Pour les communautés autochtones, le manque de transparence a un poids supplémentaire. Harold Williams, un défenseur de la santé mentale de la Nation Squamish, décrit un modèle d’impacts disproportionnés. « Notre peuple connaît déjà des taux plus élevés de traitement involontaire. Quand il n’y a pas de responsabilisation par une tenue de dossiers adéquate, cela perpétue un système de contrôle colonial sur les esprits et les corps autochtones. »
La communauté juridique a également sonné l’alarme. Melanie Benard, une avocate spécialisée en droits des personnes handicapées avec plus de dix ans d’expérience en droit de la santé mentale, souligne que le congé prolongé « existe dans un étrange vide juridique avec moins de mécanismes de surveillance que la détention hospitalière, malgré des restrictions similaires sur la liberté. »
Selon les données de la Société de schizophrénie de la C.-B., environ 15 000 à 20 000 personnes sont admises involontairement dans des établissements psychiatriques en C.-B. chaque année. Cependant, sans suivi des chiffres de congé prolongé, il est impossible de savoir combien restent sous statut involontaire après leur sortie de l’hôpital.
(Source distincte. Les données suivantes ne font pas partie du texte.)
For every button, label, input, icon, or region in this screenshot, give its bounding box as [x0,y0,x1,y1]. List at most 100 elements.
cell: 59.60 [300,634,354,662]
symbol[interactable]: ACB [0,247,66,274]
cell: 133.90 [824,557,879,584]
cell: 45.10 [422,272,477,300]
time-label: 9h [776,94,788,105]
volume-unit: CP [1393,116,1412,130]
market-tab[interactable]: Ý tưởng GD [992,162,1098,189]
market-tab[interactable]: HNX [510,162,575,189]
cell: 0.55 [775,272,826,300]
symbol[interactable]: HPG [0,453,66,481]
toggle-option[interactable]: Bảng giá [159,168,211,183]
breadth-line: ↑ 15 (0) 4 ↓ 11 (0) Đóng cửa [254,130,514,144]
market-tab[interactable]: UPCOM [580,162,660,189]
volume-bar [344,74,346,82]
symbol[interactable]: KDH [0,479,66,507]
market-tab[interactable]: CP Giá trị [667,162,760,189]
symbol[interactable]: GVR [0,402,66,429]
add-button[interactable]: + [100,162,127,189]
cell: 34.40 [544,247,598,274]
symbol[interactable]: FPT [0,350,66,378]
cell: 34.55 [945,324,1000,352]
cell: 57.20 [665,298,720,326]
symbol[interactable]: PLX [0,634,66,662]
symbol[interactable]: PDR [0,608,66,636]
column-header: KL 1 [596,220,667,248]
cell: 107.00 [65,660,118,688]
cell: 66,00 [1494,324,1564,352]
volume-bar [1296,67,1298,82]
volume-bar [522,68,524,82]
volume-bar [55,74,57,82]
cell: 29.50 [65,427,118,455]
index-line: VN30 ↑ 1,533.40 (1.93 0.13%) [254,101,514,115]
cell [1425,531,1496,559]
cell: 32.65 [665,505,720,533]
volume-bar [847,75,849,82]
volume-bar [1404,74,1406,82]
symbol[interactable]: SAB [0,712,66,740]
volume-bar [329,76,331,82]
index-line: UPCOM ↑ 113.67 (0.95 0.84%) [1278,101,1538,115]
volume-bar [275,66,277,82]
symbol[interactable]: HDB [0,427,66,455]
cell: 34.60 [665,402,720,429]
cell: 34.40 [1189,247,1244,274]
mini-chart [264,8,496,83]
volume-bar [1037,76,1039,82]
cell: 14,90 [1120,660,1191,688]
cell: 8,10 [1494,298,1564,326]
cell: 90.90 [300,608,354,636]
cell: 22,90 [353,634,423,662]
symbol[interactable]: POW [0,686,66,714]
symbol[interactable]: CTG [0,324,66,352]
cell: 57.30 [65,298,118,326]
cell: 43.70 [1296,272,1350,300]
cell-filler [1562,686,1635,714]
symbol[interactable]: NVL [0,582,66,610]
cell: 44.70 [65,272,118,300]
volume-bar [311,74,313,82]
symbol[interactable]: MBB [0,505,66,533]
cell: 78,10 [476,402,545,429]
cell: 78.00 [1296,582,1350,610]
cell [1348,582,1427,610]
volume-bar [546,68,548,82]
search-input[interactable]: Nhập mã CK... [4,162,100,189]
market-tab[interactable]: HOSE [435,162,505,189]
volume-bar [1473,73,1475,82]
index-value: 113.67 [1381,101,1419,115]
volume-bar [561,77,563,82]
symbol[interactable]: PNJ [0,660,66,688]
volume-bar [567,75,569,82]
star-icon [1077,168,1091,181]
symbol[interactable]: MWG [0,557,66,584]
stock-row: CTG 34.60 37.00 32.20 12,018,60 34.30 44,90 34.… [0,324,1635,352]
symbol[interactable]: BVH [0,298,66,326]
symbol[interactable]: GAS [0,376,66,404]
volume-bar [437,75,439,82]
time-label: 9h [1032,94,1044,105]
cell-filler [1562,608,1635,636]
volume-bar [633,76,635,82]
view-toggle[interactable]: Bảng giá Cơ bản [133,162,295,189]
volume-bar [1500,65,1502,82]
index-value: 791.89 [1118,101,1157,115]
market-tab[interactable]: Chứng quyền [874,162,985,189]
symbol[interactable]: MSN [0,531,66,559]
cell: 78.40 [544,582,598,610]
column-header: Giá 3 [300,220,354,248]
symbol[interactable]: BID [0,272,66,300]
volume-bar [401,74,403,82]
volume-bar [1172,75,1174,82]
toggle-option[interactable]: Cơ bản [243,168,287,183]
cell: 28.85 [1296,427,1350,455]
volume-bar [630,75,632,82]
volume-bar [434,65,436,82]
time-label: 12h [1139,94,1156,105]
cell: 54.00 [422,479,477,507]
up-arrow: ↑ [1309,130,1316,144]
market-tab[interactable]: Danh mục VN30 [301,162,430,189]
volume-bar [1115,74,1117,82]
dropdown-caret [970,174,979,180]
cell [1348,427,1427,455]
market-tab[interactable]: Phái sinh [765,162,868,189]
Les membres de la famille comme Sarah Chen se retrouvent à naviguer dans un système fragmenté avec peu d’orientation. « Nous avons finalement découvert que mon frère était en congé prolongé, mais il a fallu des semaines d’appels téléphoniques et de visites en personne pour obtenir des informations. Personne ne semblait avoir une image complète de sa situation. »
Jay Chalke, l’Ombudsman de la C.-B., a souligné l’importance d’une bonne tenue de dossiers dans une entrevue de 2019 : « La détention psychiatrique involontaire représente l’un des exercices les plus importants du pouvoir de l’État. Une documentation et une collecte de données robustes ne sont pas seulement des fioritures administratives—elles sont des garanties essentielles contre d’éventuels abus de droits. »
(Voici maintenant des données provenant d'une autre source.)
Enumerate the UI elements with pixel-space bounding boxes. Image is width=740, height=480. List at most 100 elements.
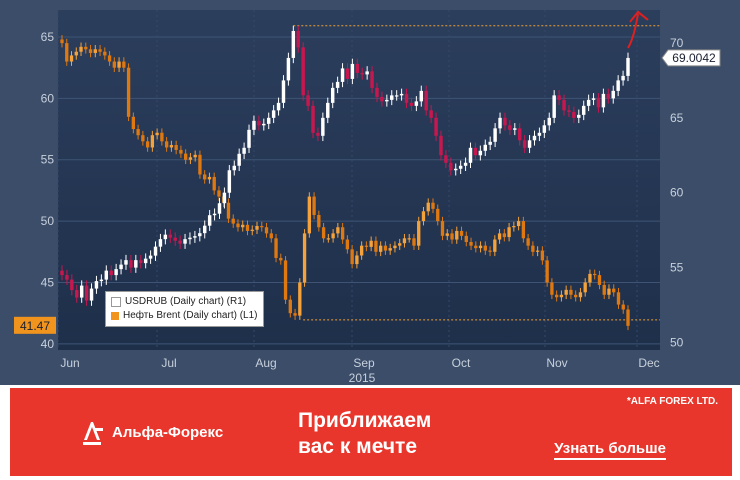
brent-candle	[145, 141, 150, 148]
usdrub-candle	[454, 168, 458, 171]
usdrub-candle	[567, 110, 571, 112]
usdrub-candle	[444, 155, 448, 163]
brent-candle	[79, 46, 83, 52]
brent-candle	[88, 49, 93, 53]
brent-candle	[345, 239, 350, 250]
usdrub-candle	[193, 236, 197, 238]
brent-candle	[550, 282, 554, 295]
ad-banner[interactable]: *ALFA FOREX LTD. Альфа-Форекс Приближаем…	[0, 388, 740, 480]
usdrub-candle	[266, 117, 271, 124]
legend-item-usdrub: USDRUB (Daily chart) (R1)	[111, 295, 258, 309]
usdrub-candle	[360, 72, 364, 75]
brent-candle	[74, 51, 78, 56]
usdrub-candle	[601, 93, 606, 108]
brent-candle	[126, 67, 131, 117]
brent-candle	[493, 239, 497, 252]
usdrub-candle	[542, 125, 547, 133]
usdrub-candle	[586, 99, 591, 106]
learn-more-link[interactable]: Узнать больше	[554, 440, 666, 460]
brand-logo[interactable]: Альфа-Форекс	[78, 418, 223, 446]
usdrub-candle	[399, 93, 404, 96]
usdrub-candle	[291, 30, 296, 58]
brent-candle	[440, 221, 445, 236]
usdrub-candle	[148, 255, 153, 259]
brent-candle	[336, 227, 340, 234]
x-tick-label: Dec	[638, 356, 659, 370]
usdrub-candle	[468, 147, 473, 163]
banner-panel[interactable]: *ALFA FOREX LTD. Альфа-Форекс Приближаем…	[10, 388, 732, 476]
legend-swatch-brent	[111, 312, 119, 320]
usdrub-candle	[370, 71, 374, 88]
left-tick-label: 50	[41, 214, 55, 228]
brent-candle	[583, 282, 587, 293]
brent-candle	[607, 288, 611, 295]
brent-candle	[459, 230, 464, 236]
usdrub-candle	[124, 260, 128, 265]
usdrub-candle	[301, 47, 305, 96]
brent-candle	[131, 116, 136, 130]
brent-candle	[398, 243, 402, 246]
usdrub-candle	[458, 165, 463, 169]
brent-candle	[559, 294, 564, 298]
usdrub-candle	[626, 57, 630, 76]
brent-candle	[65, 43, 69, 62]
usdrub-candle	[439, 135, 443, 156]
usdrub-candle	[104, 270, 109, 280]
brent-candle	[502, 233, 507, 238]
brent-candle	[302, 233, 307, 283]
usdrub-candle	[345, 68, 350, 79]
usdrub-last-value-box	[661, 49, 721, 67]
usdrub-candle	[424, 90, 428, 111]
slogan-line-1: Приближаем	[298, 409, 432, 432]
trend-arrow-head	[629, 10, 649, 23]
brent-candle	[98, 49, 102, 52]
usdrub-candle	[70, 279, 74, 291]
brent-candle	[307, 196, 311, 234]
usdrub-candle	[134, 260, 138, 268]
usdrub-candle	[547, 117, 551, 126]
brent-candle	[469, 241, 473, 246]
brent-candle	[616, 292, 621, 305]
brent-candle	[340, 227, 345, 240]
brent-candle	[212, 176, 216, 191]
usdrub-candle	[478, 150, 483, 156]
brent-candle	[293, 313, 297, 316]
usdrub-candle	[606, 93, 611, 99]
usdrub-candle	[394, 95, 399, 97]
usdrub-candle	[572, 111, 576, 118]
usdrub-last-value: 69.0042	[672, 51, 716, 65]
trend-arrow	[627, 13, 639, 49]
brent-candle	[593, 273, 597, 276]
usdrub-candle	[552, 95, 556, 118]
left-tick-label: 65	[41, 30, 55, 44]
brent-candle	[545, 260, 549, 283]
usdrub-candle	[65, 275, 69, 280]
usdrub-candle	[129, 260, 133, 268]
left-tick-label: 55	[41, 153, 55, 167]
usdrub-candle	[188, 237, 192, 240]
brent-candle	[569, 289, 573, 295]
usdrub-candle	[330, 87, 335, 103]
usdrub-candle	[463, 162, 468, 166]
usdrub-candle	[522, 140, 527, 148]
x-tick-label: Nov	[546, 356, 567, 370]
usdrub-candle	[158, 239, 163, 247]
brent-candle	[188, 157, 193, 160]
usdrub-candle	[296, 30, 300, 48]
chart-area: 40 45 50 55 60 65 50 55 60 65 70 Jun Jul Aug Sep Oct Nov…	[0, 0, 740, 385]
usdrub-candle	[306, 95, 310, 106]
x-tick-label: Oct	[452, 356, 471, 370]
brent-candle	[160, 132, 164, 142]
brent-candle	[369, 240, 373, 247]
usdrub-candle	[562, 99, 566, 111]
left-tick-label: 40	[41, 337, 55, 351]
brent-candle	[526, 238, 530, 246]
usdrub-candle	[557, 95, 561, 100]
usdrub-candle	[257, 120, 261, 126]
brent-candle	[117, 61, 121, 68]
brent-candle	[474, 245, 478, 249]
usdrub-candle	[581, 105, 586, 115]
brent-candle	[141, 135, 145, 142]
markers: 41.47 69.0042	[14, 10, 721, 334]
usdrub-candle	[99, 279, 104, 282]
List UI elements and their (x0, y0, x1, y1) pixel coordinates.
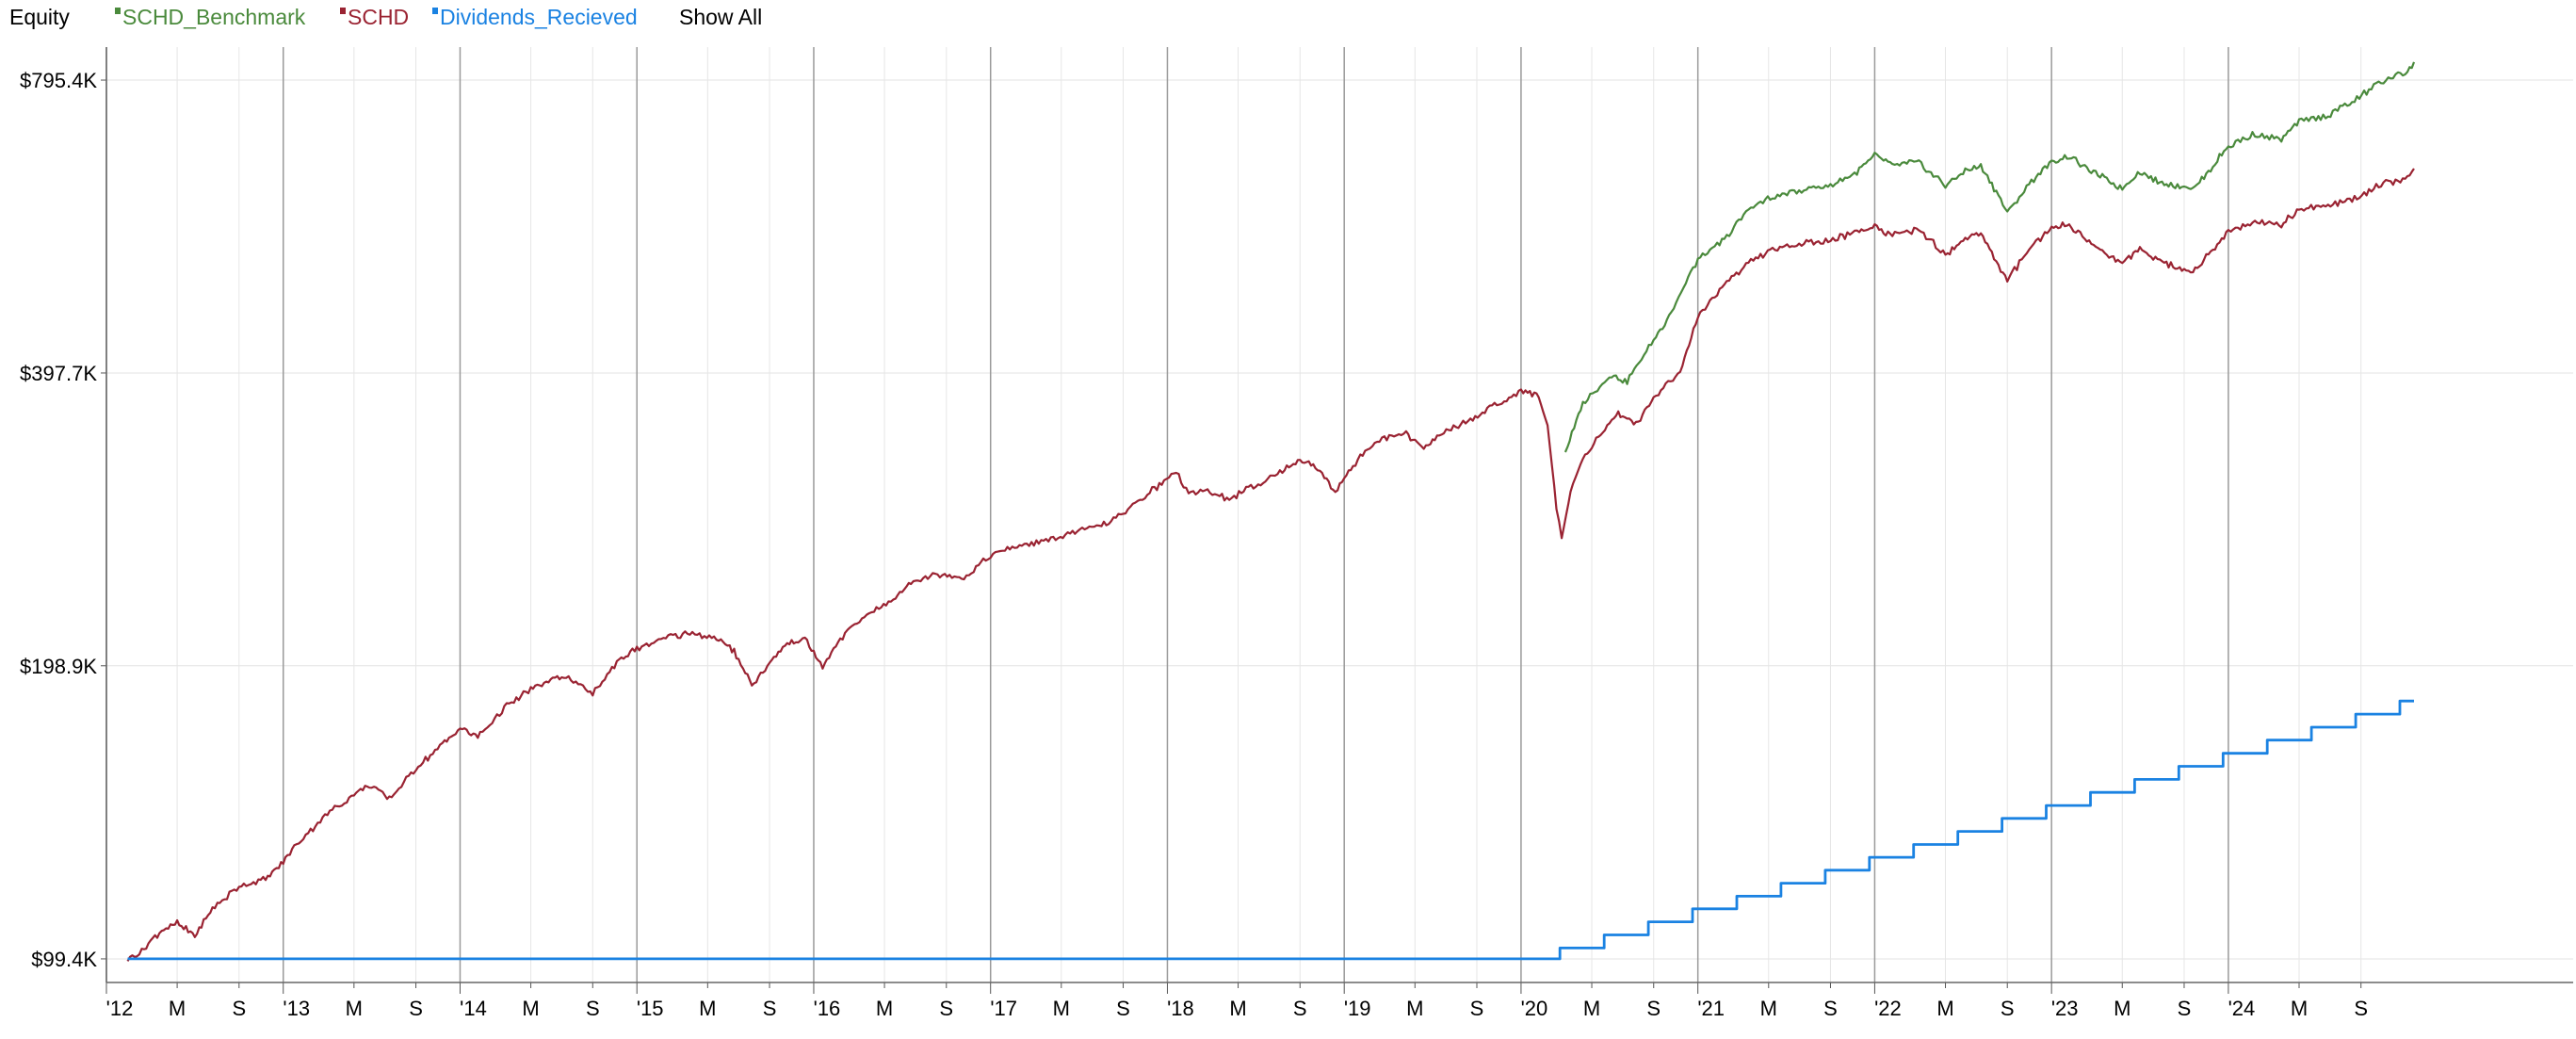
legend-bar: Equity SCHD_Benchmark SCHD Dividends_Rec… (0, 0, 2576, 36)
x-tick-label: S (939, 997, 953, 1020)
x-tick-label: M (1583, 997, 1600, 1020)
legend-item-dividends-recieved[interactable]: Dividends_Recieved (440, 5, 638, 29)
label-layer: $99.4K $198.9K $397.7K $795.4K '12 M S '13 M S '14… (20, 69, 2368, 1020)
x-tick-label: '20 (1521, 997, 1548, 1020)
x-tick-label: S (1470, 997, 1484, 1020)
x-tick-label: S (1293, 997, 1307, 1020)
x-tick-label: M (1760, 997, 1777, 1020)
legend-swatch-schd-benchmark (115, 8, 121, 14)
x-tick-label: M (169, 997, 186, 1020)
x-tick-label: '14 (460, 997, 487, 1020)
legend-item-schd[interactable]: SCHD (348, 5, 410, 29)
legend-title: Equity (9, 5, 70, 29)
x-tick-label: '18 (1167, 997, 1194, 1020)
x-tick-label: '24 (2228, 997, 2256, 1020)
legend-swatch-schd (340, 8, 346, 14)
y-tick-label: $397.7K (20, 362, 97, 385)
show-all-button[interactable]: Show All (679, 5, 763, 29)
series-line-schd-benchmark (1563, 61, 2416, 453)
x-tick-label: '17 (990, 997, 1017, 1020)
y-tick-label: $99.4K (31, 948, 97, 971)
x-tick-label: S (1646, 997, 1661, 1020)
x-tick-label: M (2114, 997, 2130, 1020)
x-tick-label: '22 (1874, 997, 1902, 1020)
x-tick-label: M (1936, 997, 1953, 1020)
x-tick-label: M (2291, 997, 2308, 1020)
x-tick-label: M (876, 997, 893, 1020)
series-layer (126, 61, 2416, 962)
y-tick-label: $795.4K (20, 69, 97, 92)
x-tick-label: '16 (814, 997, 841, 1020)
x-tick-label: M (1229, 997, 1246, 1020)
y-tick-label: $198.9K (20, 655, 97, 678)
x-tick-label: S (409, 997, 423, 1020)
x-tick-label: S (763, 997, 777, 1020)
x-tick-label: '19 (1344, 997, 1371, 1020)
x-tick-label: S (2354, 997, 2368, 1020)
x-tick-label: '13 (283, 997, 310, 1020)
x-tick-label: S (2178, 997, 2192, 1020)
axis-layer (101, 47, 2573, 994)
x-tick-label: S (232, 997, 246, 1020)
x-tick-label: '23 (2051, 997, 2079, 1020)
x-tick-label: '15 (637, 997, 664, 1020)
x-tick-label: '21 (1697, 997, 1725, 1020)
x-tick-label: '12 (106, 997, 134, 1020)
x-tick-label: M (522, 997, 539, 1020)
series-line-dividends-recieved (127, 699, 2414, 961)
x-tick-label: S (586, 997, 600, 1020)
x-tick-label: M (1053, 997, 1070, 1020)
x-tick-label: M (1406, 997, 1423, 1020)
legend-item-schd-benchmark[interactable]: SCHD_Benchmark (122, 5, 306, 29)
x-tick-label: S (1116, 997, 1130, 1020)
x-tick-label: S (1823, 997, 1838, 1020)
x-tick-label: M (699, 997, 716, 1020)
legend-swatch-dividends-recieved (432, 8, 438, 14)
x-tick-label: M (346, 997, 363, 1020)
x-tick-label: S (2001, 997, 2015, 1020)
grid-layer (105, 47, 2573, 982)
series-line-schd (126, 168, 2415, 962)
Certains prestataires de soins suggèrent que le problème va au-delà de la tenue de dossiers jusqu’aux limitations de ressources. Dr. Sujatha Ramakrishna, une psychiatre qui a travaillé au sein du système de la C.-B., note : « Quand les équipes de santé mentale sont chroniquement en sous-effectif, le suivi des patients devient secondaire à la gestion de crise. Nous avons besoin d’un soutien administratif désigné spécifiquement pour maintenir ces dossiers critiques. »
La Société d’assistance juridique communautaire (CLAS) a appelé à plusieurs reprises à une réforme complète de la Loi sur la santé mentale de la C.-B., soutenant que la province est à la traîne par rapport aux autres juridictions canadiennes dans la protection des droits des patients. L’absence d’examen indépendant pour les décisions de congé prolongé reste particulièrement problématique.
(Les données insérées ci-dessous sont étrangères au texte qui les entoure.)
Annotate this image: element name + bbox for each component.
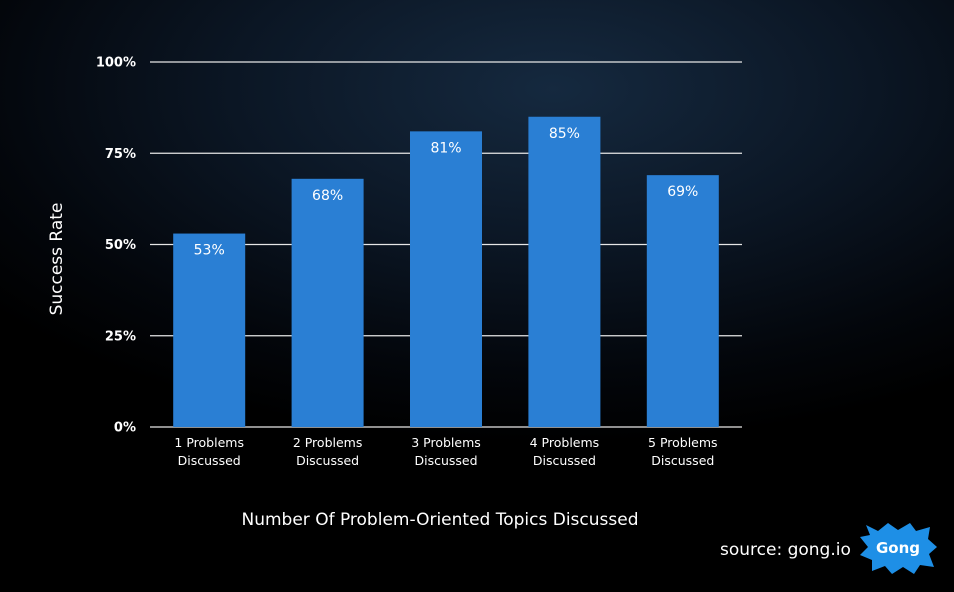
x-category-label: Discussed (533, 453, 596, 468)
x-category-label: 5 Problems (648, 435, 718, 450)
bar (291, 178, 364, 427)
bar-value-label: 69% (667, 184, 698, 200)
x-category-label: Discussed (178, 453, 241, 468)
x-axis-title: Number Of Problem-Oriented Topics Discus… (242, 510, 639, 530)
bars (173, 116, 719, 427)
bar-value-label: 85% (549, 126, 580, 142)
logo-burst-shape (860, 523, 937, 574)
x-category-label: Discussed (414, 453, 477, 468)
source-text: source: gong.io (720, 540, 851, 560)
bar (528, 116, 601, 427)
y-axis-title: Success Rate (47, 203, 67, 316)
bar-value-label: 68% (312, 188, 343, 204)
x-category-label: 4 Problems (530, 435, 600, 450)
x-category-label: Discussed (651, 453, 714, 468)
x-category-labels: 1 Problems Discussed 2 Problems Discussed 3 … (174, 435, 717, 468)
y-tick-label: 50% (105, 238, 136, 253)
bar (410, 131, 482, 427)
x-category-label: 1 Problems (174, 435, 244, 450)
bar-value-label: 81% (430, 140, 461, 156)
y-tick-label: 0% (114, 421, 136, 436)
x-category-label: 2 Problems (293, 435, 363, 450)
y-tick-label: 25% (105, 329, 136, 344)
y-tick-labels: 0% 25% 50% 75% 100% (96, 56, 136, 436)
logo-text: Gong (876, 539, 920, 557)
gong-logo: Gong (860, 523, 937, 574)
x-category-label: Discussed (296, 453, 359, 468)
bar (173, 233, 246, 427)
bar-value-labels: 53% 68% 81% 85% 69% (194, 126, 699, 259)
bar (646, 175, 719, 427)
y-tick-label: 75% (105, 147, 136, 162)
y-tick-label: 100% (96, 56, 136, 71)
bar-value-label: 53% (194, 243, 225, 259)
x-category-label: 3 Problems (411, 435, 481, 450)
Alors que la pluie s’intensifie à l’extérieur de l’édifice des services de santé mentale, Sarah Chen réfléchit au parcours de son frère. « Il va mieux maintenant, mais je me demande encore : combien d’autres sont là-bas, techniquement détenus par l’État mais essentiellement non comptabilisés ? Tout le monde mérite mieux que de disparaître dans un vide de données. »
Le ministère de la Santé a indiqué son intention de résoudre le problème de collecte de données dans le cadre d’un examen plus large du système de santé mentale, bien qu’aucun calendrier précis n’ait été fourni. Pour l’instant, les patients, les familles et les défenseurs continuent de naviguer dans un système où l’une des questions les plus fondamentales—combien de personnes sont actuellement sous le contrôle de l’État—reste sans réponse.